1 — Tableau des médailles : données fondamentales

Les Jeux Olympiques de Paris se sont achevés. Le tableau des médailles est désormais définitif.

Plusieurs chiffres clefs en ressortent.

  • Les athlètes de 91 pays ont remporté au moins une des 1036 médailles (or, argent, bronze) en jeu.
  • Le Comité international olympique (CIO) compte 206 pays, chaque pays ayant envoyé au moins un athlète à Paris. À partir de cette année, une délégation de réfugiés participe également sous une bannière olympique.
  • Au total 10 714 athlètes ont participé. La plus grande délégation a été celle des États-Unis (592 athlètes), suivie par la France (571 athlètes), l’Australie (460 athlètes), le Japon (403), la Chine (388), l’Espagne (382), l’Italie (372), la Grande-Bretagne (327) et le Canada (315).
  • Quatre délégations comptaient un seul membre : le Belize, le Liechtenstein, Nauru et la Somalie.

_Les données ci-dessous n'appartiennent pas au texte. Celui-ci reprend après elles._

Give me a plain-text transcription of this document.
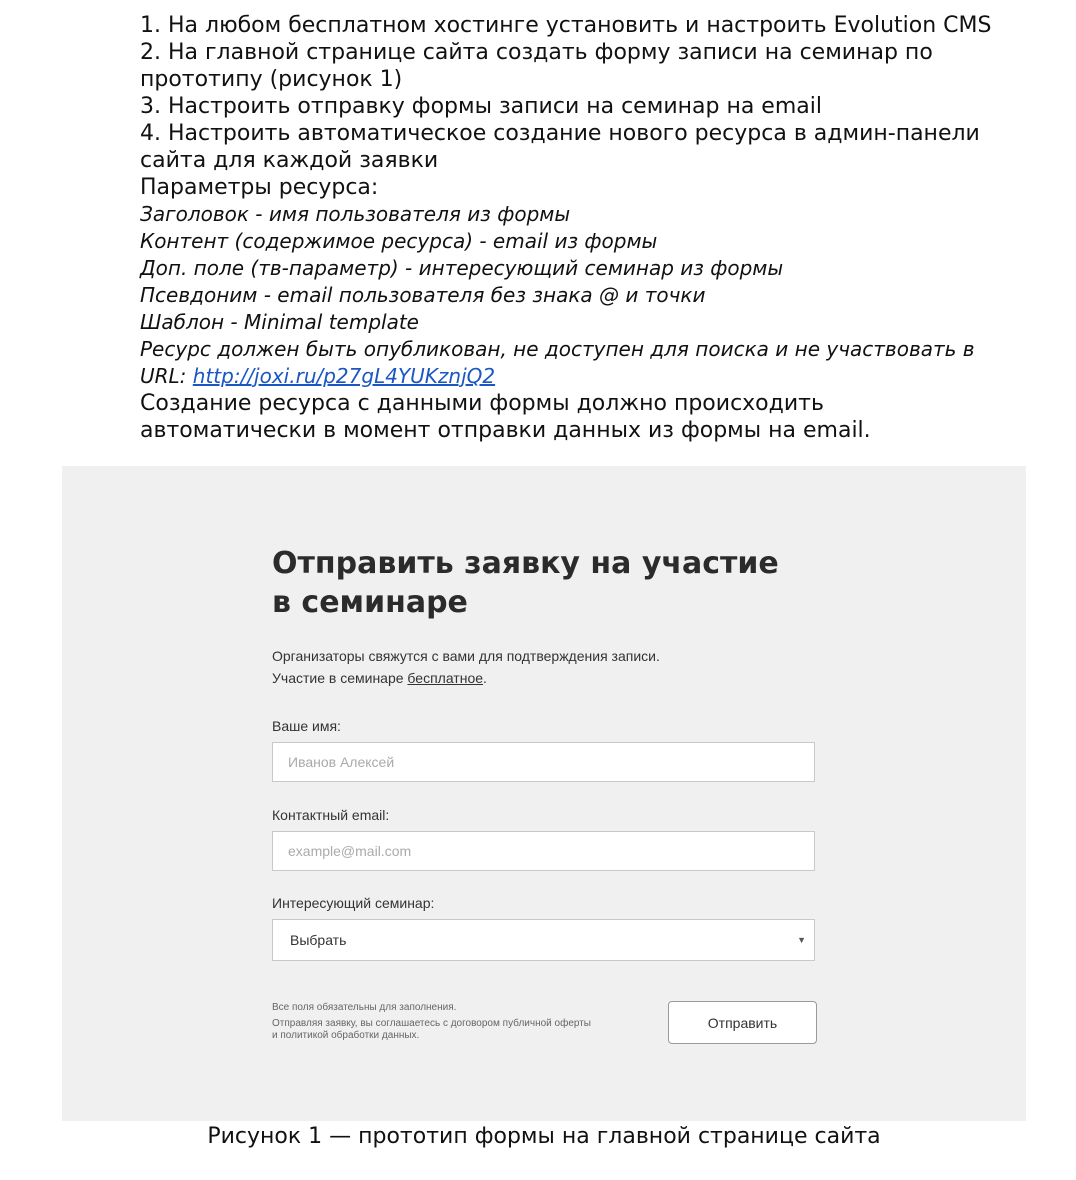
1. На любом бесплатном хостинге установить и настроить Evolution CMS

2. На главной странице сайта создать форму записи на семинар по

прототипу (рисунок 1)

3. Настроить отправку формы записи на семинар на email

4. Настроить автоматическое создание нового ресурса в админ-панели

сайта для каждой заявки

Параметры ресурса:

Заголовок - имя пользователя из формы

Контент (содержимое ресурса) - email из формы

Доп. поле (тв-параметр) - интересующий семинар из формы

Псевдоним - email пользователя без знака @ и точки

Шаблон - Minimal template

Ресурс должен быть опубликован, не доступен для поиска и не участвовать в

URL: http://joxi.ru/p27gL4YUKznjQ2

Создание ресурса с данными формы должно происходить

автоматически в момент отправки данных из формы на email.

Отправить заявку на участие
в семинаре

Организаторы свяжутся с вами для подтверждения записи.
Участие в семинаре бесплатное.

Ваше имя:

Иванов Алексей

Контактный email:

example@mail.com

Интересующий семинар:

Выбрать	▼

Все поля обязательны для заполнения.
Отправляя заявку, вы соглашаетесь с договором публичной оферты
и политикой обработки данных.

Отправить

Рисунок 1 — прототип формы на главной странице сайта
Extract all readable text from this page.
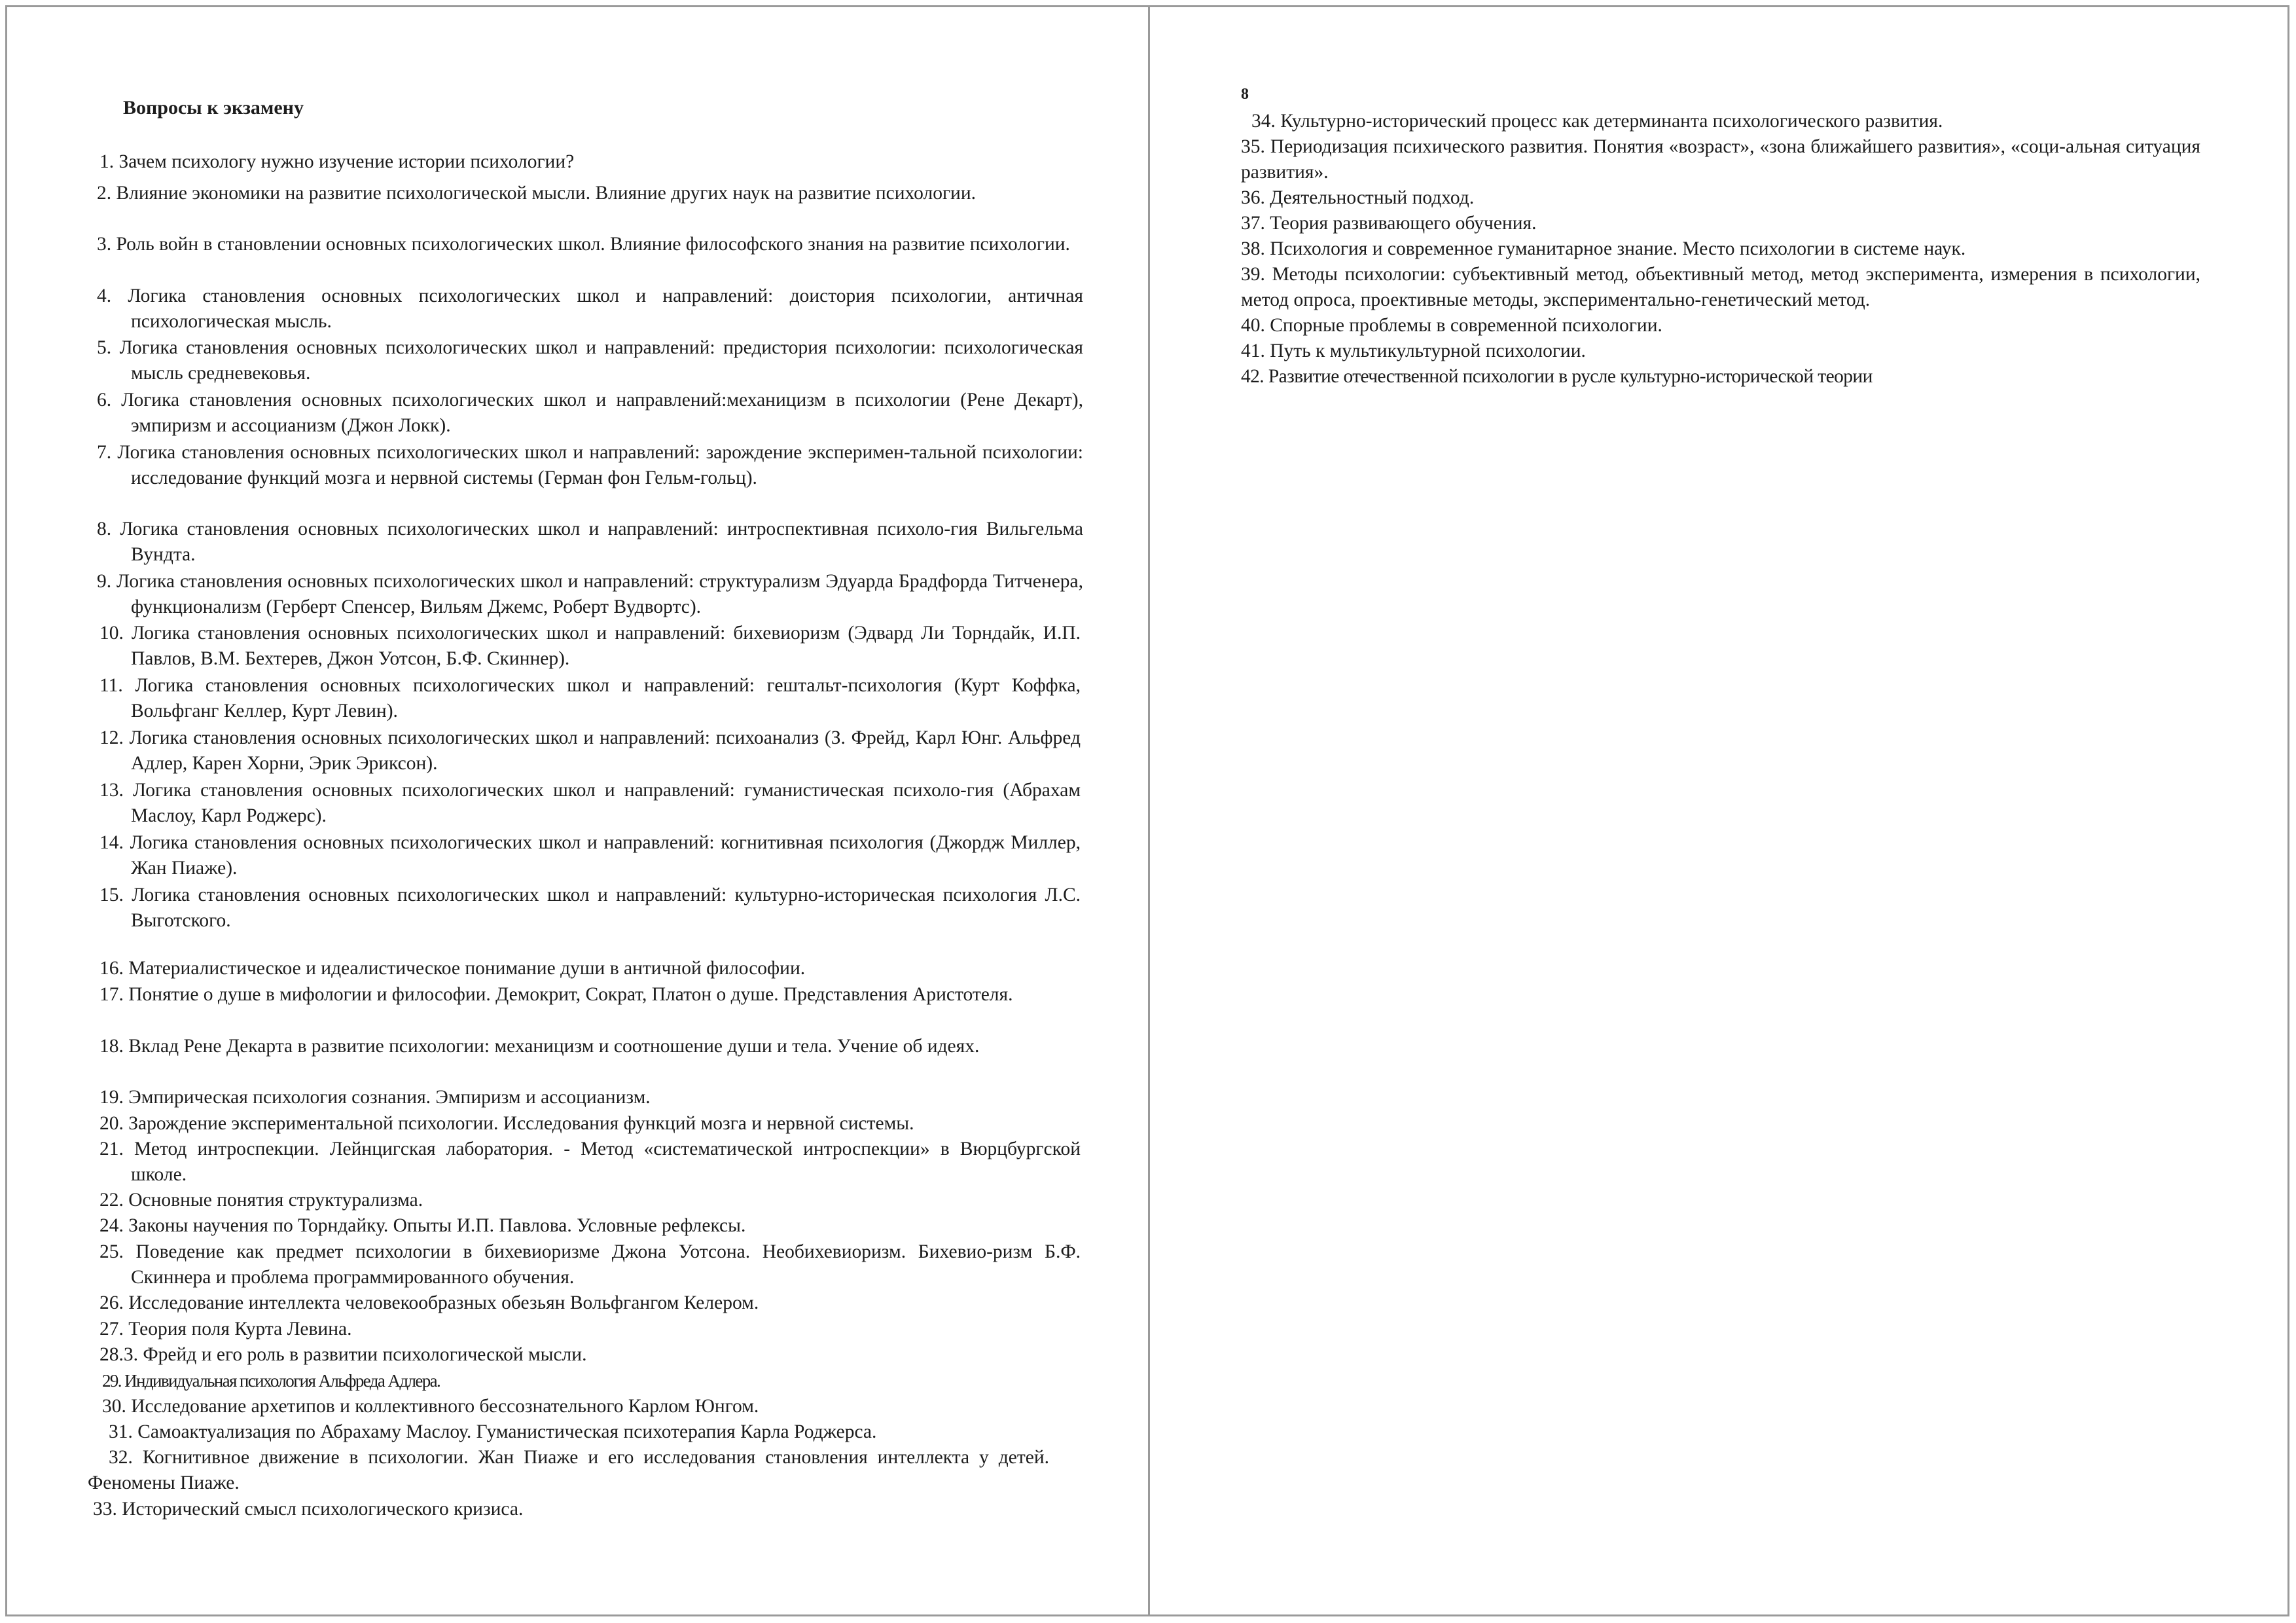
Вопросы к экзамену
1. Зачем психологу нужно изучение истории психологии?
2. Влияние экономики на развитие психологической мысли. Влияние других наук на развитие психологии.
3. Роль войн в становлении основных психологических школ. Влияние философского знания на развитие психологии.
4. Логика становления основных психологических школ и направлений: доистория психологии, античная психологическая мысль.
5. Логика становления основных психологических школ и направлений: предистория психологии: психологическая мысль средневековья.
6. Логика становления основных психологических школ и направлений:механицизм в психологии (Рене Декарт), эмпиризм и ассоцианизм (Джон Локк).
7. Логика становления основных психологических школ и направлений: зарождение эксперимен-тальной психологии: исследование функций мозга и нервной системы (Герман фон Гельм-гольц).
8. Логика становления основных психологических школ и направлений: интроспективная психоло-гия Вильгельма Вундта.
9. Логика становления основных психологических школ и направлений: структурализм Эдуарда Брадфорда Титченера, функционализм (Герберт Спенсер, Вильям Джемс, Роберт Вудвортс).
10. Логика становления основных психологических школ и направлений: бихевиоризм (Эдвард Ли Торндайк, И.П. Павлов, В.М. Бехтерев, Джон Уотсон, Б.Ф. Скиннер).
11. Логика становления основных психологических школ и направлений: гештальт-психология (Курт Коффка, Вольфганг Келлер, Курт Левин).
12. Логика становления основных психологических школ и направлений: психоанализ (З. Фрейд, Карл Юнг. Альфред Адлер, Карен Хорни, Эрик Эриксон).
13. Логика становления основных психологических школ и направлений: гуманистическая психоло-гия (Абрахам Маслоу, Карл Роджерс).
14. Логика становления основных психологических школ и направлений: когнитивная психология (Джордж Миллер, Жан Пиаже).
15. Логика становления основных психологических школ и направлений: культурно-историческая психология Л.С. Выготского.
16. Материалистическое и идеалистическое понимание души в античной философии.
17. Понятие о душе в мифологии и философии. Демокрит, Сократ, Платон о душе. Представления Аристотеля.
18. Вклад Рене Декарта в развитие психологии: механицизм и соотношение души и тела. Учение об идеях.
19. Эмпирическая психология сознания. Эмпиризм и ассоцианизм.
20. Зарождение экспериментальной психологии. Исследования функций мозга и нервной системы.
21. Метод интроспекции. Лейнцигская лаборатория. - Метод «систематической интроспекции» в Вюрцбургской школе.
22. Основные понятия структурализма.
24. Законы научения по Торндайку. Опыты И.П. Павлова. Условные рефлексы.
25. Поведение как предмет психологии в бихевиоризме Джона Уотсона. Необихевиоризм. Бихевио-ризм Б.Ф. Скиннера и проблема программированного обучения.
26. Исследование интеллекта человекообразных обезьян Вольфгангом Келером.
27. Теория поля Курта Левина.
28.3. Фрейд и его роль в развитии психологической мысли.
29. Индивидуальная психология Альфреда Адлера.
30. Исследование архетипов и коллективного бессознательного Карлом Юнгом.
31. Самоактуализация по Абрахаму Маслоу. Гуманистическая психотерапия Карла Роджерса.
32. Когнитивное движение в психологии. Жан Пиаже и его исследования становления интеллекта у детей. Феномены Пиаже.
33. Исторический смысл психологического кризиса.
8
34. Культурно-исторический процесс как детерминанта психологического развития.
35. Периодизация психического развития. Понятия «возраст», «зона ближайшего развития», «соци-альная ситуация развития».
36. Деятельностный подход.
37. Теория развивающего обучения.
38. Психология и современное гуманитарное знание. Место психологии в системе наук.
39. Методы психологии: субъективный метод, объективный метод, метод эксперимента, измерения в психологии, метод опроса, проективные методы, экспериментально-генетический метод.
40. Спорные проблемы в современной психологии.
41. Путь к мультикультурной психологии.
42. Развитие отечественной психологии в русле культурно-исторической теории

2 — Avec l’ascension de la Chine, la rivalité sino-américaine structure le sport au niveau planétaire

La rivalité entre la Chine et les États-Unis structure le monde — le sport ne semble pas faire exception. 

Les deux dernières éditions des Jeux Olympiques (Tokyo 2020 et Paris 2024) ont été dominées sportivement par le duopole américano-chinois, mais cela n’a pas toujours été le cas.

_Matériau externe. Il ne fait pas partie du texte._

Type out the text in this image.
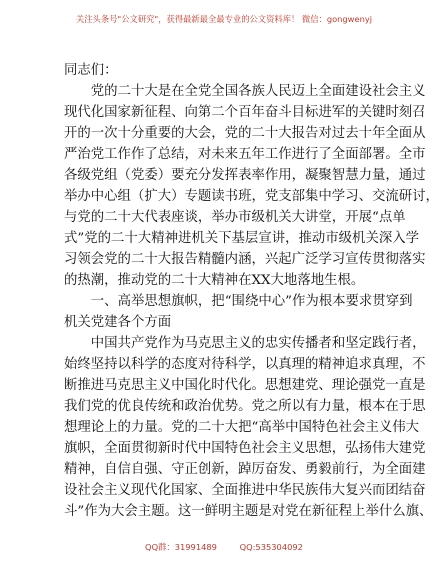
关注头条号"公文研究"，获得最新最全最专业的公文资料库！ 微信：gongwenyj
同志们：
党的二十大是在全党全国各族人民迈上全面建设社会主义
现代化国家新征程、向第二个百年奋斗目标进军的关键时刻召
开的一次十分重要的大会，党的二十大报告对过去十年全面从
严治党工作作了总结，对未来五年工作进行了全面部署。全市
各级党组（党委）要充分发挥表率作用，凝聚智慧力量，通过
举办中心组（扩大）专题读书班，党支部集中学习、交流研讨，
与党的二十大代表座谈，举办市级机关大讲堂，开展“点单
式”党的二十大精神进机关下基层宣讲，推动市级机关深入学
习领会党的二十大报告精髓内涵，兴起广泛学习宣传贯彻落实
的热潮，推动党的二十大精神在XX大地落地生根。
一、高举思想旗帜，把“围绕中心”作为根本要求贯穿到
机关党建各个方面
中国共产党作为马克思主义的忠实传播者和坚定践行者，
始终坚持以科学的态度对待科学，以真理的精神追求真理，不
断推进马克思主义中国化时代化。思想建党、理论强党一直是
我们党的优良传统和政治优势。党之所以有力量，根本在于思
想理论上的力量。党的二十大把“高举中国特色社会主义伟大
旗帜，全面贯彻新时代中国特色社会主义思想，弘扬伟大建党
精神，自信自强、守正创新，踔厉奋发、勇毅前行，为全面建
设社会主义现代化国家、全面推进中华民族伟大复兴而团结奋
斗”作为大会主题。这一鲜明主题是对党在新征程上举什么旗、
QQ群：31991489	QQ:535304092
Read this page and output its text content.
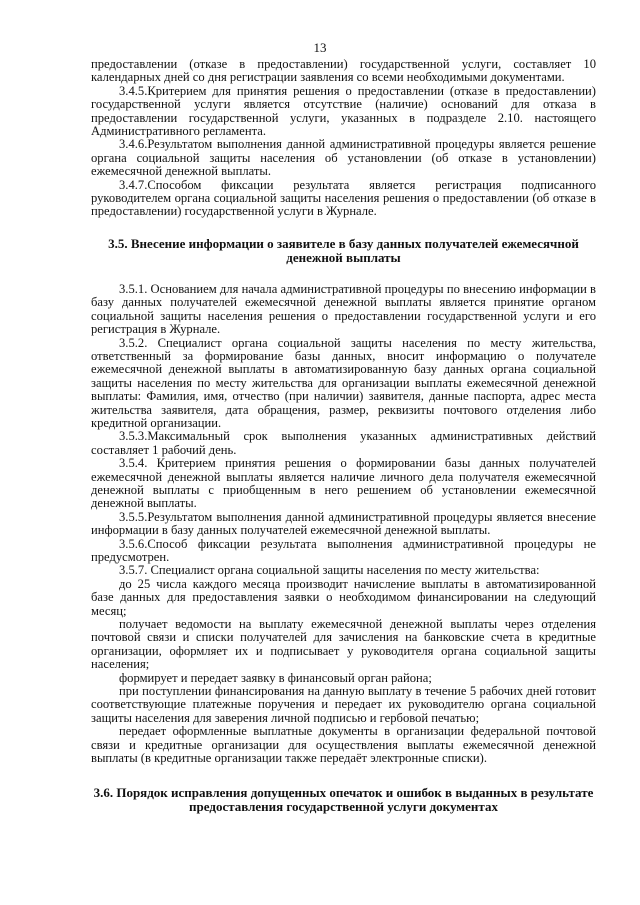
13

предоставлении (отказе в предоставлении) государственной услуги, составляет 10 календарных дней со дня регистрации заявления со всеми необходимыми документами.

3.4.5.Критерием для принятия решения о предоставлении (отказе в предоставлении) государственной услуги является отсутствие (наличие) оснований для отказа в предоставлении государственной услуги, указанных в подразделе 2.10. настоящего Административного регламента.

3.4.6.Результатом выполнения данной административной процедуры является решение органа социальной защиты населения об установлении (об отказе в установлении) ежемесячной денежной выплаты.

3.4.7.Способом фиксации результата является регистрация подписанного руководителем органа социальной защиты населения решения о предоставлении (об отказе в предоставлении) государственной услуги в Журнале.

3.5. Внесение информации о заявителе в базу данных получателей ежемесячной денежной выплаты

3.5.1. Основанием для начала административной процедуры по внесению информации в базу данных получателей ежемесячной денежной выплаты является принятие органом социальной защиты населения решения о предоставлении государственной услуги и его регистрация в Журнале.

3.5.2. Специалист органа социальной защиты населения по месту жительства, ответственный за формирование базы данных, вносит информацию о получателе ежемесячной денежной выплаты в автоматизированную базу данных органа социальной защиты населения по месту жительства для организации выплаты ежемесячной денежной выплаты: Фамилия, имя, отчество (при наличии) заявителя, данные паспорта, адрес места жительства заявителя, дата обращения, размер, реквизиты почтового отделения либо кредитной организации.

3.5.3.Максимальный срок выполнения указанных административных действий составляет 1 рабочий день.

3.5.4. Критерием принятия решения о формировании базы данных получателей ежемесячной денежной выплаты является наличие личного дела получателя ежемесячной денежной выплаты с приобщенным в него решением об установлении ежемесячной денежной выплаты.

3.5.5.Результатом выполнения данной административной процедуры является внесение информации в базу данных получателей ежемесячной денежной выплаты.

3.5.6.Способ фиксации результата выполнения административной процедуры не предусмотрен.

3.5.7. Специалист органа социальной защиты населения по месту жительства:

до 25 числа каждого месяца производит начисление выплаты в автоматизированной базе данных для предоставления заявки о необходимом финансировании на следующий месяц;

получает ведомости на выплату ежемесячной денежной выплаты через отделения почтовой связи и списки получателей для зачисления на банковские счета в кредитные организации, оформляет их и подписывает у руководителя органа социальной защиты населения;

формирует и передает заявку в финансовый орган района;

при поступлении финансирования на данную выплату в течение 5 рабочих дней готовит соответствующие платежные поручения и передает их руководителю органа социальной защиты населения для заверения личной подписью и гербовой печатью;

передает оформленные выплатные документы в организации федеральной почтовой связи и кредитные организации для осуществления выплаты ежемесячной денежной выплаты (в кредитные организации также передаёт электронные списки).

3.6. Порядок исправления допущенных опечаток и ошибок в выданных в результате предоставления государственной услуги документах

  • Grâce à leur victoire contre l’équipe française de basket féminin, les États-Unis égalisent le nombre de médailles en or de la Chine (40), mais en dépassant le nombre de médailles chinoises d’argent de 27 et 24 de bronze). 
  • C’est un aspect particulièrement important car les États-Unis sont le seul pays au monde à produire un classement en fonction du nombre de médailles et non des médailles d’or — ce qui leur permet d’être toujours en tête.

« L’évolution des relations internationales se lit en filigrane dans l’histoire des compétitions sportives »1. Depuis son entrée à l’OMC en 2001, la Chine dispute la première place aux États-Unis.

  • Les Jeux Olympiques de Pékin (2008) avaient vu la Chine arriver en première position. 
  • Depuis, les États-Unis se sont classés premiers pour la quatrième fois consécutive aux Jeux olympiques.
  • Toutefois, l’ascension de la Chine dans le sport olympique est particulièrement impressionnante. Il y a deux olympiades, les médailles d’or de la Chine représentaient un peu plus de la moitié de celles des États-Unis. 
  • Il faut s’attendre à ce qu’à Los Angeles, les Chinois tentent de dépasser les États-Unis.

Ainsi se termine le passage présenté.